According to the Tampa Bay Times, Dawn Peters, a right-wing candidate for school board in Pinellas County, Florida, has released a statement disavowing a number of conspiracy theories after social media posts of hers surfaced exposing her as a QAnon adherent.
"Peters posted her statement after the Tampa Bay Times reported her critics were circulating 2-year-old screenshots from her social media accounts. The images showed her appearing to join others in a QAnon pledge and retweeting an item that called the Sept. 11 terror attacks, the moon landing and the coronavirus pandemic 'hoaxes,'" said the report. Initially, "When asked about the posts for that article, Peters confirmed they were real but said she could not recall what she was thinking when she shared them.
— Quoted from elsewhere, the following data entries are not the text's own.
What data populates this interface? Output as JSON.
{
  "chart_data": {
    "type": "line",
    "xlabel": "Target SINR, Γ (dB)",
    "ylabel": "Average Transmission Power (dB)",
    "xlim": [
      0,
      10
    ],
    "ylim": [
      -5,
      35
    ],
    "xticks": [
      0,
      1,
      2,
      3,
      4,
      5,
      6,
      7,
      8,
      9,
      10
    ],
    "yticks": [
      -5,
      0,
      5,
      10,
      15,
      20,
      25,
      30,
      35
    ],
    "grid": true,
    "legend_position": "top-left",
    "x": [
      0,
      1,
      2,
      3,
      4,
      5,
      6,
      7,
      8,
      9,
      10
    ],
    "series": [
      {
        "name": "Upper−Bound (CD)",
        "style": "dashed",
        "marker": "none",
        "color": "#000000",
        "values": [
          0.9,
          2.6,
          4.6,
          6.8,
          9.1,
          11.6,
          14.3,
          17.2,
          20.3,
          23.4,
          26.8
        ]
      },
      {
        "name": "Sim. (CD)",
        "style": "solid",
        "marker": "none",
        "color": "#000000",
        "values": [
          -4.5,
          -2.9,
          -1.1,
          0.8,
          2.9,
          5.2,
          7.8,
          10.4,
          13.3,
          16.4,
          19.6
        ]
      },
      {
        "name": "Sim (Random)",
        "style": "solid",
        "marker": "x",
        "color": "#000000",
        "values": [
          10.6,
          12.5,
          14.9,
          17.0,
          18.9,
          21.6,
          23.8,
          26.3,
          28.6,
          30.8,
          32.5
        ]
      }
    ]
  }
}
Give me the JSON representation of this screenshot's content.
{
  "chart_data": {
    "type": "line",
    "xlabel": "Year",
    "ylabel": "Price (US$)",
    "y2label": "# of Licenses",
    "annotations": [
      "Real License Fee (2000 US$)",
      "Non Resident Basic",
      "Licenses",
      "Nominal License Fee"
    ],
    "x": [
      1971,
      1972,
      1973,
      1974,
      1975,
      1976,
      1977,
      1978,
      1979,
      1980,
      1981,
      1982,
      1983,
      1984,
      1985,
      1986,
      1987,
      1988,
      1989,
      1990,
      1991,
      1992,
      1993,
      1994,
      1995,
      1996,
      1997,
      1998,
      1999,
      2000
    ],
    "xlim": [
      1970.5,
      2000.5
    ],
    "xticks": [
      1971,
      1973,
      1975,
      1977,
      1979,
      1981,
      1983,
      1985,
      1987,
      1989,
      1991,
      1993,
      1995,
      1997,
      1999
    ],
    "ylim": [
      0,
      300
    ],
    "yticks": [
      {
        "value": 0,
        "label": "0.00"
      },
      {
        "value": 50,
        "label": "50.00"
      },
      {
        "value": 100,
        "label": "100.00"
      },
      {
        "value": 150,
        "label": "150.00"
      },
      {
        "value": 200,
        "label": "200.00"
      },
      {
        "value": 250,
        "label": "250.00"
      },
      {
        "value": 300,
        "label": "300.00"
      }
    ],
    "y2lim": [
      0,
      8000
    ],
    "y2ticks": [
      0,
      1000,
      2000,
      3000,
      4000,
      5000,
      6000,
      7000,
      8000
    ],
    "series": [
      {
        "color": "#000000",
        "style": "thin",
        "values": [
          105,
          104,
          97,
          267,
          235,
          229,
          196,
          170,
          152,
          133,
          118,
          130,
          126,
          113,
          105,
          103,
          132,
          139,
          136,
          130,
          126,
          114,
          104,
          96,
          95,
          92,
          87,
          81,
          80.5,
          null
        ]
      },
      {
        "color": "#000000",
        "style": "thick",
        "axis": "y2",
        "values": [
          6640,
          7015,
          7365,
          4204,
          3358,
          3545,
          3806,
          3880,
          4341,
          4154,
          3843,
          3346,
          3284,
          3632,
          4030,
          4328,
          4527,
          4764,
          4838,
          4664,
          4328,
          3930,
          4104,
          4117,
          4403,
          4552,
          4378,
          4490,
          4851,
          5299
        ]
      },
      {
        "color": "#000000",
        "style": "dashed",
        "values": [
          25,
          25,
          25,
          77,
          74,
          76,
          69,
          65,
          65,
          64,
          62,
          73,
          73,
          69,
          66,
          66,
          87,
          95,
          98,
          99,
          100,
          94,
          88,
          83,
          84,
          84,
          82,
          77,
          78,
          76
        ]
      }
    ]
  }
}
She said she had 'no idea' whether the three historic events were hoaxes, and that people should 'think for themselves.'"
"'I am not a conspiracy theorist," Peters told the Tampa Bay Times. "I am a mother, an active volunteer and just want to get back to discussing the issues with our school system and our children."
Peters also told the publication that she did not "know what a QAnon oath is" even though she posted a photo of her partner, David Will, taking what she described as "the oath" while also posting the hashtag "QArmy."
"That came one day after she posted a photo of Michael Flynn, the controversial former national security adviser, with the phrase 'WWG1WGA, God Bless America.' The phrase refers to the line 'Where we go one, we go all,' which has been considered a QAnon oath or pledge," the report continued.
QAnon is a conspiracy theory cult which believes America is controlled by Satanic sex traffickers who consume the blood of children to stay eternally youthful — often with the addition that former President Donald Trump, along with the deceased John F. Kennedy Jr., will seize power, declare martial law and conduct mass arrests to wipe out the evildoers.
Some experts have warned QAnon is a rebranded version of the same centuries-old anti-Semitic conspiracy theories on which Adolf Hitler founded the Nazi movement, and the FBI has identified it as a source of domestic terrorism, with some of its believers committing violence against their families and even political assassinations.
Conspiracy theories about the 9/11 attacks and moon landing have circulated for decades. In reality, it would have been technologically impossible to fake either event.
Right-wing candidates have flooded school board elections around the country over the last two years, spurred by moral panics about "critical race theory" — which has become a catch-all for any mention of race in school lessons — and the presence of LGBTQ staff or affirmation in schools.